Up to date, many countries are yet to understand the difference between Blockchain Technology and its first publicly known token Bitcoin which has become the poster child for all Decentralized Ledger Technologies (DLT).
This has led to a lot of confusion especially by many Countries that are yet to strategically define their national policies as regards cryptocurrencies.
This is happening because when anyone hears the word “Bitcoin” they confuse it with “blockchain technology” which is the technology that drives Bitcoins in the first place.
It is a Matter of Knowledge Not Semantics
While many people may have a hard time coming to terms with this reality, most think that the definition of terms is not important.
The truth, however, is that many nations lack the technical expertise to be able to strategically define what exactly cryptocurrencies are all about, hence the confusion between the two terms.
Others, however, have been able to define them strictly and have been able to define legal frameworks to pursue cryptocurrencies and their underlying blockchain technologies specifically.
An example of this in action is the Chinese Government’s recent focuson Blockchain technologies separately from cryptocurrency tokens.

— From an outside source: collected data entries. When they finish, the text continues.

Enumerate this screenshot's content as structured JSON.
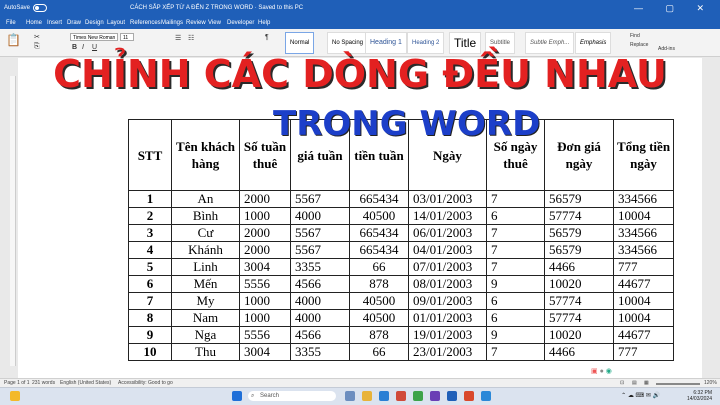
{
  "titlebar": {
    "autosave": "AutoSave",
    "document": "CÁCH SẮP XẾP TỪ A ĐẾN Z TRONG WORD · Saved to this PC",
    "window_controls": "— ▢ ✕"
  },
  "tabs": [
    "File",
    "Home",
    "Insert",
    "Draw",
    "Design",
    "Layout",
    "References",
    "Mailings",
    "Review",
    "View",
    "Developer",
    "Help"
  ],
  "ribbon": {
    "font_name": "Times New Roman",
    "font_size": "11",
    "styles": [
      "Normal",
      "No Spacing",
      "Heading 1",
      "Heading 2",
      "Title",
      "Subtitle",
      "Subtle Emph...",
      "Emphasis"
    ],
    "find": "Find",
    "replace": "Replace",
    "add_ins": "Add-ins"
  },
  "banner": {
    "line1": "CHỈNH CÁC DÒNG ĐỀU NHAU",
    "line2": "TRONG WORD"
  },
  "table": {
    "headers": [
      "STT",
      "Tên khách hàng",
      "Số tuần thuê",
      "giá tuần",
      "tiền tuần",
      "Ngày",
      "Số ngày thuê",
      "Đơn giá ngày",
      "Tổng tiền ngày"
    ],
    "rows": [
      [
        "1",
        "An",
        "2000",
        "5567",
        "665434",
        "03/01/2003",
        "7",
        "56579",
        "334566"
      ],
      [
        "2",
        "Bình",
        "1000",
        "4000",
        "40500",
        "14/01/2003",
        "6",
        "57774",
        "10004"
      ],
      [
        "3",
        "Cư",
        "2000",
        "5567",
        "665434",
        "06/01/2003",
        "7",
        "56579",
        "334566"
      ],
      [
        "4",
        "Khánh",
        "2000",
        "5567",
        "665434",
        "04/01/2003",
        "7",
        "56579",
        "334566"
      ],
      [
        "5",
        "Linh",
        "3004",
        "3355",
        "66",
        "07/01/2003",
        "7",
        "4466",
        "777"
      ],
      [
        "6",
        "Mến",
        "5556",
        "4566",
        "878",
        "08/01/2003",
        "9",
        "10020",
        "44677"
      ],
      [
        "7",
        "My",
        "1000",
        "4000",
        "40500",
        "09/01/2003",
        "6",
        "57774",
        "10004"
      ],
      [
        "8",
        "Nam",
        "1000",
        "4000",
        "40500",
        "01/01/2003",
        "6",
        "57774",
        "10004"
      ],
      [
        "9",
        "Nga",
        "5556",
        "4566",
        "878",
        "19/01/2003",
        "9",
        "10020",
        "44677"
      ],
      [
        "10",
        "Thu",
        "3004",
        "3355",
        "66",
        "23/01/2003",
        "7",
        "4466",
        "777"
      ]
    ]
  },
  "status": {
    "page": "Page 1 of 1",
    "words": "231 words",
    "language": "English (United States)",
    "accessibility": "Accessibility: Good to go",
    "zoom": "120%"
  },
  "taskbar": {
    "search": "Search",
    "time": "6:32 PM",
    "date": "14/03/2024"
  },
  "colors": {
    "banner_red": "#e32121",
    "banner_blue": "#1c3fc9",
    "word_blue": "#1f5fb8"
  }
}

On one hand, the Chinese Government has been able to strategically define frameworks for Blockchain technology and also for cryptocurrencies separately.
This has led to their being able to follow up on criminal cases giving legitimate operations involving cryptocurrencies breathing space to operate within the ambit of the laws of the Peoples’ Republic of China.
Also, the Chinese are planning to launch their National Cryptocurrency that will be used concurrently with the Renminbi prompting many in the cryptospace to consider investments in blockchain technology and cryptocurrencies separately in China.
As this continues, other Nations are also following a somewhat ambiguous route using a “one-size-fits-all” approach just like in the case of Germany whose Bundestag has been able to sidestep the legal situations that surround the technical nature of definitions and given banks the ability to own cryptocurrency using a broad-based definition.
This has also created a paradigm where each Nation-state must be able to define the two terms separately and how their tokens will be defined as well.
It seems that the United States Authorities aren’t able to make up their minds as to each of these definitions.
On one hand, the US Securities and Exchange Commission has defined several cryptocurrency projects as securities or are in the process of doing so while the Commodities and Futures Trading Commission has defined others strictly on commodities based on extant laws, rules, and regulations (the famed Howey’s security test is a case in point).
This, of course, has led to a broad discussion within the cryptospace as to what exactly to do and who will win this seemingly endless argument.
Until there is the adoption of cryptocurrencies at an appreciable level on a global scale, there won’t be any end in sight to the struggle on the approach.
However, as knowledge lights the way, many shall see what each of these terms mean and how they can be used to change the World.